Pea-n-Me
DIS Veteran
- Joined
- Jul 18, 2004
Please don’t apologize, this is what this is here for and we’ve all done it! I’m glad you can cross the AC off your list. I remember at that point all I really felt like was Pepsi and potato chips. So bad for me but that’s all I could manage and figured it was better than nothing. Milk and peanut butter crackers sound a little healthier anyway! Do they have you on any type of PPI like omeprazole (Prilosec)? Sometimes acid reflux can cause a cough like that, so it might be worth a try if they ok it. Be sure to take it on an empty stomach in the morning, and before you eat if you take a dose in the afternoon.Started with the taxol today. I was nervous to get started because of what I've read of people having reactions within the first few mins, someone here did sorry I can't remember who and scrolled back some but didn't see it. Anyways I did not thankfully and other than the coughing fit I had during the session everything went textbook. I have had major congestion for several weeks and while that seems to be clearing I now have post nasal drip which has resulted in some vicious coughing fits. I felt so embarrassed in the infusion room- it went on for a good 10 mins I just wanted to run and hide. They're really bad at night as soon as I try to be on any position other that propped straight up I start coughing. I am really hoping it ends soon.
I feel like the last 2 weeks were a bust. I was fairly nauseous from the last dose of ACT for a good week, and nothing is appetizing (I lost 5 pounds). The only things that taste good/normal is milk and peanut butter crackers. I eat other things because i know i have to but they taste like nothing. I have a sicky sweet taste going on not metallic. My kids were both sick with whatever is floating around their school- I think it's norovirus. What's the deal with kids standing by the bed in the middle of the night saying mom I'm throwing up and sure enough it's everywhere. Had my share of that these last 2 weeks.
@3threebabies, when you had dry eyes were they burning? I have been able to get my contacts in for a few hours a day but man do my eyes burn. I use those systane drops but I don't think they really do anything. When I saw the eye doctor she said I could have developed an allergy to this brand of contact since I've used them for so many years to maybe try a new brand. Idk.
@Grace&Carolinesmom, congrats on finishing treatment . Did you ring the bell? I see it on the wall at my place, saw one lady ring it so far and it was pretty anticlimactic. Did you get cleared to have the port removed? Oh how I can't wait for that day! I have a surgery date of July 26th for the double mastectomy and reconstruction so I imagine my port comes out thay day. Bye port.
I've been reading a lot about the ovary removal surgery and hysterectomy, and recovery. My oncologist says if in 4 weeks of the taxol my numbers are good she wants me to get this over with. Idk why but I am do on the fence about this. I am like torn between the whole thing or just the ovaries and tubes.
As far as other symptoms, I see that the nail beds on my thumbs are turning dark. I'm going to watch thay closely not that I can stop it but I keep them painted with the clear polish and use ice packs during treatment. Someone suggested frozen wash cloths a few times a day.
Saw a friend over the weekend and confessed what I'm going through. Turns out her bestie has brca1 positive too and has been through all of this twice. She finally had the double mastectomy and down stairs done and she is doing great. My friend is planning for the 3 of us to get together for coffee this weekend so I can pick her brain. I like my center and all, it's quiet, but I feel like it's too quiet. I read about all these informative centers with tons of resources but unless I read about it and ask the nurses they don't say much. I think it'll help to sit with someone and really ask what to expect.
I have also been very lazy lately. I have so many things I want to do, like make photo books for every year since the kids were born, but I have done nothing. I'm in a funk.
Wow this post got really long, sorry about that.

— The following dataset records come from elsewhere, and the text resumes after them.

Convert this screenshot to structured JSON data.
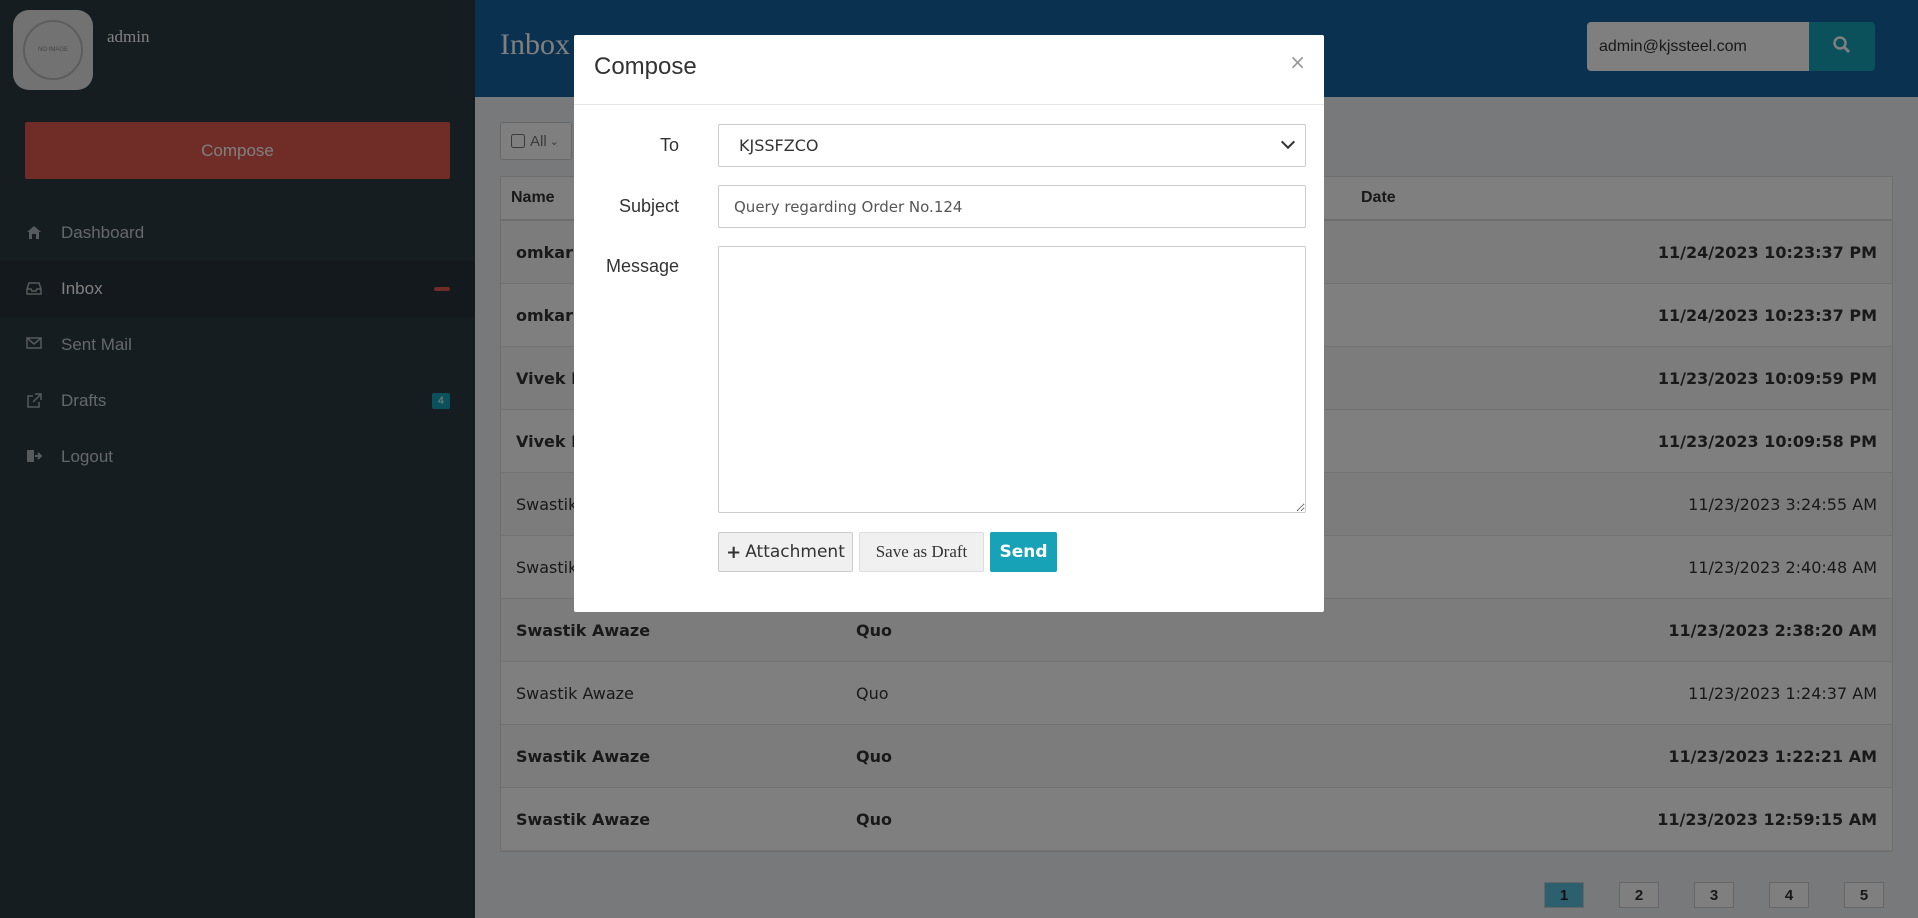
{
  "user": {
    "name": "admin",
    "avatar_text": "NO IMAGE"
  },
  "sidebar": {
    "compose_label": "Compose",
    "items": [
      {
        "label": "Dashboard",
        "icon": "home-icon"
      },
      {
        "label": "Inbox",
        "icon": "inbox-icon",
        "badge": ""
      },
      {
        "label": "Sent Mail",
        "icon": "envelope-icon"
      },
      {
        "label": "Drafts",
        "icon": "external-link-icon",
        "badge": "4"
      },
      {
        "label": "Logout",
        "icon": "sign-out-icon"
      }
    ]
  },
  "header": {
    "title": "Inbox",
    "search_value": "admin@kjssteel.com"
  },
  "toolbar": {
    "select_all_label": "All"
  },
  "table": {
    "columns": [
      "Name",
      "Date"
    ],
    "rows": [
      {
        "name": "omkar",
        "subject": "",
        "date": "11/24/2023 10:23:37 PM",
        "unread": true
      },
      {
        "name": "omkar",
        "subject": "",
        "date": "11/24/2023 10:23:37 PM",
        "unread": true
      },
      {
        "name": "Vivek M",
        "subject": "",
        "date": "11/23/2023 10:09:59 PM",
        "unread": true
      },
      {
        "name": "Vivek M",
        "subject": "",
        "date": "11/23/2023 10:09:58 PM",
        "unread": true
      },
      {
        "name": "Swastik",
        "subject": "",
        "date": "11/23/2023 3:24:55 AM",
        "unread": false
      },
      {
        "name": "Swastik",
        "subject": "",
        "date": "11/23/2023 2:40:48 AM",
        "unread": false
      },
      {
        "name": "Swastik Awaze",
        "subject": "Quo",
        "date": "11/23/2023 2:38:20 AM",
        "unread": true
      },
      {
        "name": "Swastik Awaze",
        "subject": "Quo",
        "date": "11/23/2023 1:24:37 AM",
        "unread": false
      },
      {
        "name": "Swastik Awaze",
        "subject": "Quo",
        "date": "11/23/2023 1:22:21 AM",
        "unread": true
      },
      {
        "name": "Swastik Awaze",
        "subject": "Quo",
        "date": "11/23/2023 12:59:15 AM",
        "unread": true
      }
    ]
  },
  "pagination": {
    "pages": [
      "1",
      "2",
      "3",
      "4",
      "5"
    ],
    "current": "1"
  },
  "modal": {
    "title": "Compose",
    "close": "×",
    "to_label": "To",
    "to_value": "KJSSFZCO",
    "subject_label": "Subject",
    "subject_value": "Query regarding Order No.124",
    "message_label": "Message",
    "message_value": "",
    "attachment_label": "Attachment",
    "draft_label": "Save as Draft",
    "send_label": "Send"
  }
}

I guess I should go write all of this in my journal now lol.
I can understand why you have mixed feelings on taking out your lady parts. It’s not always easy to do. I didn’t take mine out during cancer treatment, but had to later on, and it was still not something I really cared to do (even though I was sick from pain and bleeding it was pretty bad. It’s pretty well known that women get emotional about their uterus, especially, as it’s so connected to their children). My oncologist insisted on my ovaries coming out so basically everything came out. The biggest issue was the surgical menopause that came on pretty quickly. You have enough on your plate so I won’t add to that, but let me know if you have any questions about that.
I’m glad you’re meeting up with someone who’s been through this, too. I felt like that was very therapeutic for me. The medical teams aren’t always great at emotional support, which pains me to say since I am a nurse. I don’t work in oncology, but I do work with patients just diagnosed with devastating illnesses, and when I can, I try to sit down and ask something like, “How are you doing with all this?”, but not everyone cares to talk about it, and I don’t always have a lot of time to sit, unfortunately. I, personally, got a lot of support on my own, though, from friends, or friends of friends, who’d been through it all before me, and a cancer support center I went to. I also came up with the idea for this thread because I wanted to connect with others who understood, as well, way back in 2005! So as yucky as the subject is, it’s been nice to connect with so many others who’ve been down this road, too.